The prediction time frame for the ARIMA model used 80% of the data as its training set while the remaining 20% was used as the prediction test set. This results in an approximately 5 month prediction period for the test data. More specifically, 618 days from January 01, 2020 to September 11, 2021 were used as the training period, while the remaining 155 days from September 12, 2021 to February 13, 2022 were used as the prediction test period. After the model is fitted using the train dataset, it is going to be used to make forecast ten days in to future that is until February 23, 2022.

It should be noted that due to the nature of COVID, unless the train period contains the same shock peaks of the different COVID-19 variants as the test period, it is not possible to provide a decent prediction of the test period based on the fitted model of the train period. That is the case with our model, such that the most recent COVID19 variant and its associated high peak occurs completely in the test period (test period starts at September 12, 2022, Omicron first confirmed case in California: November 09, 2022). Thus, if the model is trained using a traditional train-test split method, the trained model is not trained to predict the Omicron shock. For this reason, my ARIMA model is designed to predict one time step at a time in the test period. After the prediction is performed for that time step, the true value of the test at that step is moved to the train set. This continues until the end of the test period.

3.2. Hyperparameters

Hyperparameter tuning is an essential aspect of the training process of any machine learning model. A hyperparameter is any parameter typically in the form of a variable whose value is used in machine learning to influence the learning process.

An ARIMA model has three hyperparameters to tune:

  • p: autoregressive lag order: number of previous values to be used
  • d: degree of differencing: number of non-seasonal differences needed for stationarity
  • q: moving average window size: number of data points used to compute a weighted average

image

The final hyperparameters selected for my model is a combination of (5,1,0),that is the lag order 5, the degree of differencing 1, and the moving average window size 0. these hyperparameters were fine tuned through trial-and-error for all counties. The combination with the best results was selected and these hyperparameters were used for the models.

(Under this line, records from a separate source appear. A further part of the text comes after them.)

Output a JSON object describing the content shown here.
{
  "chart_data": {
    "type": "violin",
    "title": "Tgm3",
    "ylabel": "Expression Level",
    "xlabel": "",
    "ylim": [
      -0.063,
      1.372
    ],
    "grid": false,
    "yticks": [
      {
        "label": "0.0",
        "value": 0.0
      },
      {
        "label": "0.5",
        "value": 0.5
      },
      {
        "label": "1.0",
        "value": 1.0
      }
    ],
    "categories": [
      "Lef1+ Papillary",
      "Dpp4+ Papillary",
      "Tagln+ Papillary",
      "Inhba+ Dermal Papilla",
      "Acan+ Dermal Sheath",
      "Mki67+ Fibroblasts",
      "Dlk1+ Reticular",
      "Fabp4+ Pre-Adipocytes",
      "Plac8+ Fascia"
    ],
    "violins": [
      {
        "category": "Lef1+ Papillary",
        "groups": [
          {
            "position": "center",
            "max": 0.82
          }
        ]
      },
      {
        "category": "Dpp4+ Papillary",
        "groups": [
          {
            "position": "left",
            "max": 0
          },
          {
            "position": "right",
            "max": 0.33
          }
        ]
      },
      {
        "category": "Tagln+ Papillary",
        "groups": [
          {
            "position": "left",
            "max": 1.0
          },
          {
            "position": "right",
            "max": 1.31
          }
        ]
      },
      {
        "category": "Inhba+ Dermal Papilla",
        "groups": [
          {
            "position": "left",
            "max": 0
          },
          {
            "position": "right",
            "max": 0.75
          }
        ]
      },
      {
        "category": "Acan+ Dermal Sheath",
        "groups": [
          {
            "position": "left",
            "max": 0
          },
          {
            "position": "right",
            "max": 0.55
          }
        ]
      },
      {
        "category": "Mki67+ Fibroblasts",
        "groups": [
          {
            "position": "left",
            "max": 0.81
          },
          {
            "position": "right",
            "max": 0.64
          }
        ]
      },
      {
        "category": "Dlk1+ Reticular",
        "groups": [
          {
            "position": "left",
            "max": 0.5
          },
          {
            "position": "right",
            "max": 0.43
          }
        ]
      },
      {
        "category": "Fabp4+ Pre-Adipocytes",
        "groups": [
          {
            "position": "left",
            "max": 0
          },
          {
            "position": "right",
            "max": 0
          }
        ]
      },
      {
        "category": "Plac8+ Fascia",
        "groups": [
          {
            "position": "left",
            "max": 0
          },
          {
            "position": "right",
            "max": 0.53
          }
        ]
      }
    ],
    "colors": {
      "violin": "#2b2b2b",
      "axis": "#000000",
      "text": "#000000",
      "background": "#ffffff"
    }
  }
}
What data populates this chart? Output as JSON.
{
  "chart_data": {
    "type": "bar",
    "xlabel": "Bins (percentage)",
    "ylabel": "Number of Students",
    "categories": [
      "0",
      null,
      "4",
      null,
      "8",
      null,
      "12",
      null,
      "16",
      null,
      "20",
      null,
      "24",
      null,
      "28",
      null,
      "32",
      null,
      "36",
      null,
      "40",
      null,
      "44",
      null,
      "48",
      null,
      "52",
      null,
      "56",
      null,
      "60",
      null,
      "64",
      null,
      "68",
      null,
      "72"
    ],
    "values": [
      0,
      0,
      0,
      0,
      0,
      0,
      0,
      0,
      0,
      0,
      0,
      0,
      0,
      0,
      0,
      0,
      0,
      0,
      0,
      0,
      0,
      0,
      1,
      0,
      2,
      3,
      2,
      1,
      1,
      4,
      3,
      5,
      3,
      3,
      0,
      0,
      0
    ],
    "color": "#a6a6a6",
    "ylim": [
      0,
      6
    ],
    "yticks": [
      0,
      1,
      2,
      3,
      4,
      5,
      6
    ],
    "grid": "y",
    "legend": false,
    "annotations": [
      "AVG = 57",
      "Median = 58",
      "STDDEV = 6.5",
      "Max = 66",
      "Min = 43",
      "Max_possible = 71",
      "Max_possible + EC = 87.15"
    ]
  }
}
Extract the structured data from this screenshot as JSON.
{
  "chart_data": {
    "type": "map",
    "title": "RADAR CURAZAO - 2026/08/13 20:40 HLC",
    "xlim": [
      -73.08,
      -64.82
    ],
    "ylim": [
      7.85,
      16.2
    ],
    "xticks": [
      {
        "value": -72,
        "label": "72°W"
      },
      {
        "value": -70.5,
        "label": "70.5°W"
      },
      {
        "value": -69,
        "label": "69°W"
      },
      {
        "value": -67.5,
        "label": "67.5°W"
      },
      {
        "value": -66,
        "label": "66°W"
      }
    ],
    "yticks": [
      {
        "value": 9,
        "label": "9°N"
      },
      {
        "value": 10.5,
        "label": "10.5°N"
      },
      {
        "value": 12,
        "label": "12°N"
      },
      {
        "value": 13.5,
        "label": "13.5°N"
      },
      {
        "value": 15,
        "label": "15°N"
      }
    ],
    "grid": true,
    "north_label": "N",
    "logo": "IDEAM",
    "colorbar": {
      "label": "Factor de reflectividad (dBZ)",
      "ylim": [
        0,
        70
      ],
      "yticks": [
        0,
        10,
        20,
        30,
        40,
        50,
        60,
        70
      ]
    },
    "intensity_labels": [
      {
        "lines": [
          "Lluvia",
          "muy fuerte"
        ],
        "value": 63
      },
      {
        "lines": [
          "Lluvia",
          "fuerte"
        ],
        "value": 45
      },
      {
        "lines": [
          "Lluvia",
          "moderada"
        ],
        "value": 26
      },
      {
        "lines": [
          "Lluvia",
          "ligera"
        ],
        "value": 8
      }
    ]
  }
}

4. Model Results Visualization

For this project I created a heroku app that provides the user with an interactive Alter chart that plots the actual case count versus the model predicted count for the user's desired county picked from the drop down menu at the bottom of the chart. Here you can explore the app:

https://ca-covid-schoolage-hhaeri.herokuapp.com/

The user can look at the true daily case count versus the predicted value at anytime starting from the very first covid case that apeared in California till now or zoom in to specific time periods to get a closer look. The following chart shows an snapshot of the interactive plot explained here for the Contra Costa county.

image

The user also can zoom in to the more recent times and see the forecasted case counts for the desired county 10 days in to the future.

image

Another visual that is provided to the user through my Heroku app is the map of Califonia counties color coded with their average 10-days case count forecast for the school age population. The map is labled to show the counties with top 10 average forecast value. This visual can provide quick insight to State and school officials on better allocation of COVID-19 prevetation school resources.

image

5. The app

This repository also contains files that I used to create the app for this project:

https://ca-covid-schoolage-hhaeri.herokuapp.com/

The app is created in streamlit and deployed to heroku. It plots true and predicted values of daily confirmed COVID cases for the user_selected county in state of California for the school age population as explained in Section 4. The prediction was performed through timeseries forecasting using ARIMA as explained in Section 3.